Legislation under consideration in the House would revise the Magnuson-Stevens Fishery Conservation and Management Act in part by exempting fishery management decisions from the act.

The bill "would short circuit public review and comment on fisheries management decisions," Debbie Dingell said Monday on the House floor.

"The practical impact of this language means that local communities and businesses will not have the same opportunity to comment and have input on decisions that will impact their livelihood."

Supporters of the bill say it would give fishery managers greater flexibility in rebuilding fish stocks and eliminate duplication between the National Environmental Policy Act process and an impact analysis for the regional fishery management councils.

"This was requested by the communities," said bill sponsor Rep. Don Young, R-Alaska, in opposition to Dingell's amendment, adding that the 1970 law invites outsiders and special interests into the review process.
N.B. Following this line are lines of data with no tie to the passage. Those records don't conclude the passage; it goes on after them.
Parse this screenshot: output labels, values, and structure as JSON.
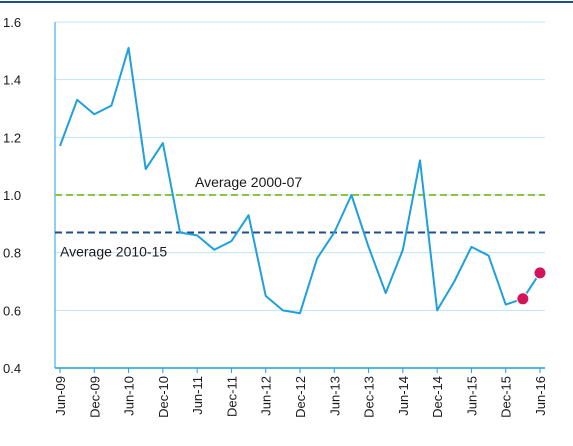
{
  "chart_data": {
    "type": "line",
    "categories": [
      "Jun-09",
      null,
      "Dec-09",
      null,
      "Jun-10",
      null,
      "Dec-10",
      null,
      "Jun-11",
      null,
      "Dec-11",
      null,
      "Jun-12",
      null,
      "Dec-12",
      null,
      "Jun-13",
      null,
      "Dec-13",
      null,
      "Jun-14",
      null,
      "Dec-14",
      null,
      "Jun-15",
      null,
      "Dec-15",
      null,
      "Jun-16"
    ],
    "values": [
      1.17,
      1.33,
      1.28,
      1.31,
      1.51,
      1.09,
      1.18,
      0.87,
      0.86,
      0.81,
      0.84,
      0.93,
      0.65,
      0.6,
      0.59,
      0.78,
      0.87,
      1.0,
      0.82,
      0.66,
      0.81,
      1.12,
      0.6,
      0.7,
      0.82,
      0.79,
      0.62,
      0.64,
      0.73
    ],
    "color": "#1ea0dc",
    "highlight": {
      "color": "#d4145a",
      "values": [
        null,
        null,
        null,
        null,
        null,
        null,
        null,
        null,
        null,
        null,
        null,
        null,
        null,
        null,
        null,
        null,
        null,
        null,
        null,
        null,
        null,
        null,
        null,
        null,
        null,
        null,
        null,
        0.64,
        0.73
      ]
    },
    "reference_lines": [
      {
        "label": "Average 2000-07",
        "value": 1.0,
        "color": "#8cc63f"
      },
      {
        "label": "Average 2010-15",
        "value": 0.87,
        "color": "#1f4e8c"
      }
    ],
    "ylim": [
      0.4,
      1.6
    ],
    "yticks": [
      0.4,
      0.6,
      0.8,
      1.0,
      1.2,
      1.4,
      1.6
    ],
    "grid": true
  }
}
"What you do is start a duplication of the process. It's not necessary."

Dingell said the bill would introduce an "inadequate, poorly defined" process that makes the fisheries councils the final arbiters of how their own decisions would affect coastal communities and marine ecosystems. The opinions of stakeholders, including business owners, would receive less consideration, she said.

The White House has promised to veto the bill, saying it would undermine safeguards against overfishing and "impose arbitrary and unnecessary requirements that would harm the environment and the economy."

The House on Monday defeated Dingell's amendment by a vote of 223-155.